International career
- 2016–2017: Netherlands U16 / 6 / (1)
- 2018: Netherlands U18 / 3 / (2)
- 2019: Netherlands U19 / 5 / (5)

= Marouan Azarkan =

Dutch footballer (born 2001)

Marouan Azarkan (born 8 December 2001) is a Dutch professional footballer who plays as a winger.

==Club career==
On 2 May 2019, Azarkan signed his first professional contract with Feyenoord. He made his professional debut with Feyenoord in a 3–2 Eredivisie win over ADO Den Haag on 15 September 2019. On 10 August 2020, Feyenoord announced that the club had reached an agreement with Azarkan to extend his contract until the end of the 2022–23 season.

Azarkan was sent on a one-season loan to Excelsior on 9 August 2021. On 5 July 2022, following Excelsior's promotion to the Eredivisie, his loan was renewed for the 2022–23 season.

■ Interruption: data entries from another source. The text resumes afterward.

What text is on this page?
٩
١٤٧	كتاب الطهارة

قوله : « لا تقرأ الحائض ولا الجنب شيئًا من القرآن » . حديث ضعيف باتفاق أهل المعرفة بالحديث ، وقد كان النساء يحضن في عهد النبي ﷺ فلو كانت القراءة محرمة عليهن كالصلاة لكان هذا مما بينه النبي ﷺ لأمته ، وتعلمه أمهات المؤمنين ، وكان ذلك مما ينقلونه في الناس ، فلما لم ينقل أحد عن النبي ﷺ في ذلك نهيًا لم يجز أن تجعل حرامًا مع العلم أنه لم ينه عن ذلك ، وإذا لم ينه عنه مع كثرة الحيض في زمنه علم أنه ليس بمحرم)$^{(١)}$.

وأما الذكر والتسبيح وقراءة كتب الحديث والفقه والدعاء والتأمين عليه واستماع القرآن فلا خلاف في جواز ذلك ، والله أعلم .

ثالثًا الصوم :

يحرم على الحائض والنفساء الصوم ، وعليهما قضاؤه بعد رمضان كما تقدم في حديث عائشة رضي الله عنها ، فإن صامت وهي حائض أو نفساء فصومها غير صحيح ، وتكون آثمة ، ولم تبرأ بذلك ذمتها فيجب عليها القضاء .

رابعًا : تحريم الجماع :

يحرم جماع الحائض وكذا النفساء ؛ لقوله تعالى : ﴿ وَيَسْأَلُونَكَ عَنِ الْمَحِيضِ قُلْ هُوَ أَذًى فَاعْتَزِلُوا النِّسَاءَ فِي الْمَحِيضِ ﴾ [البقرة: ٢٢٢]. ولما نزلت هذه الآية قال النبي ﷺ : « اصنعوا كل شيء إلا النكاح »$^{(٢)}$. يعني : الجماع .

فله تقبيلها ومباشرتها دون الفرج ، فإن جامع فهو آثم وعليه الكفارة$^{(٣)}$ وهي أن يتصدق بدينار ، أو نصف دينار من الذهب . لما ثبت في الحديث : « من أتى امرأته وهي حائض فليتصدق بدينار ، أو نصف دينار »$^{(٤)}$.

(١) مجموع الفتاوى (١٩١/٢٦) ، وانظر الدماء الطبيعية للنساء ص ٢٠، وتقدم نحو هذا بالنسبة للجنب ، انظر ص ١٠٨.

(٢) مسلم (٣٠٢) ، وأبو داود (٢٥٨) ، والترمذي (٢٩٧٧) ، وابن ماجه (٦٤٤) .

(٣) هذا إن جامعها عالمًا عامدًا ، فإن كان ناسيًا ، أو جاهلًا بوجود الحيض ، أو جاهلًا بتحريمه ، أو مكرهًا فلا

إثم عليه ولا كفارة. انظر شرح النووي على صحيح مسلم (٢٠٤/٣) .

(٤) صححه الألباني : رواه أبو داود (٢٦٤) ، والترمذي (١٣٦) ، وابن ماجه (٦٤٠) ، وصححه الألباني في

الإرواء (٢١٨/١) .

On 15 June 2023, it was announced that Azarkan signed with Eredivisie side FC Utrecht on a five-year deal for approximately €750.000.

==International career==
Born in the Netherlands, Azarkan is of Moroccan descent. He is a former youth international for the Netherlands. Azarkan is eligible to appear for the Netherlands national team, and Morocco national team.

In March 2023, Azarkan accepted a call-up to the Morocco under-23 team, for the friendlies against the youth teams of Togo, Ivory Coast, and Uzbekistan. He made no appearances due to an injury sustained shortly before the friendlies.